Empress: All people deserve to be free and equal, whether commoner or mage. I know this within the depths of my soul.

NC: [v/o] Yeah, you can see her memorizing her lines from Ghost World. right now This role is just to work off a speeding ticket. Empress: What can I do to stop Profion?

Vildir: You must outsmart him.

[jump cut to Profion; NC recoils in shock]

Profion: I MUST have that Rod of Cevreel! With one wave of it, I can topple her...

NC: [v/o; about Blue Lips] This guy just on an all-Smurf diet?! Seriously, what's why the toothpaste constantly on his lips?

Profion: See our friend Vildir. Persuade him to give you the scroll of which he speaks and...bring it here to me.

NC: [v/o; another camera rise] So we then cut to wooooooooooooooooooooooo-hay...the Library of the Magic School, and thus enters our hot nerdy chick for the evening, Marina, played by Zoe McLellan.

Marina: Sorry.

Vildir: That's alright, my dear, but you must understand the seriousness of our task.
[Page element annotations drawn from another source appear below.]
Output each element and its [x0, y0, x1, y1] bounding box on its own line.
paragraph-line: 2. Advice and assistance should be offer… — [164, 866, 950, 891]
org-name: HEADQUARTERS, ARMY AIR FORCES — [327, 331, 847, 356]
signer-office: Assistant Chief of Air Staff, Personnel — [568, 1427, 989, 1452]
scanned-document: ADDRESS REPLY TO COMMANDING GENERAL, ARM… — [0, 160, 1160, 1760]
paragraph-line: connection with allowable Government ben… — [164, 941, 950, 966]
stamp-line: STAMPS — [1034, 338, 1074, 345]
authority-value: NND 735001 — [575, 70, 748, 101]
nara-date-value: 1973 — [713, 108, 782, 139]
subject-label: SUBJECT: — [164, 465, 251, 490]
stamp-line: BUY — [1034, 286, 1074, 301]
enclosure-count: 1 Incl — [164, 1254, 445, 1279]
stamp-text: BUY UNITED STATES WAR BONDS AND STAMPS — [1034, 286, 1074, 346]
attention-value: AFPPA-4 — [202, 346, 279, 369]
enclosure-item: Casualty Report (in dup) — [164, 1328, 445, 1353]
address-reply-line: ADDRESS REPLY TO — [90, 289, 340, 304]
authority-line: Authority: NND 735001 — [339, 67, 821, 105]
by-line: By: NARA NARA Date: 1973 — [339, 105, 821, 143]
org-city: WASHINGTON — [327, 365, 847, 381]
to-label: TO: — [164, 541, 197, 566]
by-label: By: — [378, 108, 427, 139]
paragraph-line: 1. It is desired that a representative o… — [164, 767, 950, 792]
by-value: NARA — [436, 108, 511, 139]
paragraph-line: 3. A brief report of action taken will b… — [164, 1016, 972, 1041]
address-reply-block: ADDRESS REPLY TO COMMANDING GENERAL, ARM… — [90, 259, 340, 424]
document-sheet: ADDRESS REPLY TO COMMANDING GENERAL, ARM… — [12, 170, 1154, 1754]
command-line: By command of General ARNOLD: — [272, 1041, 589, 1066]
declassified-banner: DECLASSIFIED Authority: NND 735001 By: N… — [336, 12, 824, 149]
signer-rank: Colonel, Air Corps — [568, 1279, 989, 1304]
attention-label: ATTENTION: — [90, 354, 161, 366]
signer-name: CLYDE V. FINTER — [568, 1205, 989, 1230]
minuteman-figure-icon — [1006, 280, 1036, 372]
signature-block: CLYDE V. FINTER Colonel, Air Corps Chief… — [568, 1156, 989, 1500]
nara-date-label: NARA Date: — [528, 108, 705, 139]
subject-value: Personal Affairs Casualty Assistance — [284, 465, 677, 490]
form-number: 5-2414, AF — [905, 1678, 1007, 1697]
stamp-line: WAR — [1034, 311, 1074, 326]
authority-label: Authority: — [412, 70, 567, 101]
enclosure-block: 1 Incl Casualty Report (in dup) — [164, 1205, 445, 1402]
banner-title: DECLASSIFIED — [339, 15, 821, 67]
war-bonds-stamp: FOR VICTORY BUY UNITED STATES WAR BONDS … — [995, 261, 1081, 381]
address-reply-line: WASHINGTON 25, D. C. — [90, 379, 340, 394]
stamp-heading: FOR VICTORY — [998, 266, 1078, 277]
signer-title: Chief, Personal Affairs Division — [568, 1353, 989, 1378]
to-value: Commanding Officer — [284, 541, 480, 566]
Marina: I know, I just feel I should be doing something more than shelving books.

Vildir: I understand, Marina.

NC: [as Marina] Yes, my Disney princess heart is just begging for something more! [lip-syncing] I want adventure in the great wide somewhere...

Vildir: Get me some magical wings.

NC: [as Marina] Oh, that's all the development I get, huh? Okay. Off I go.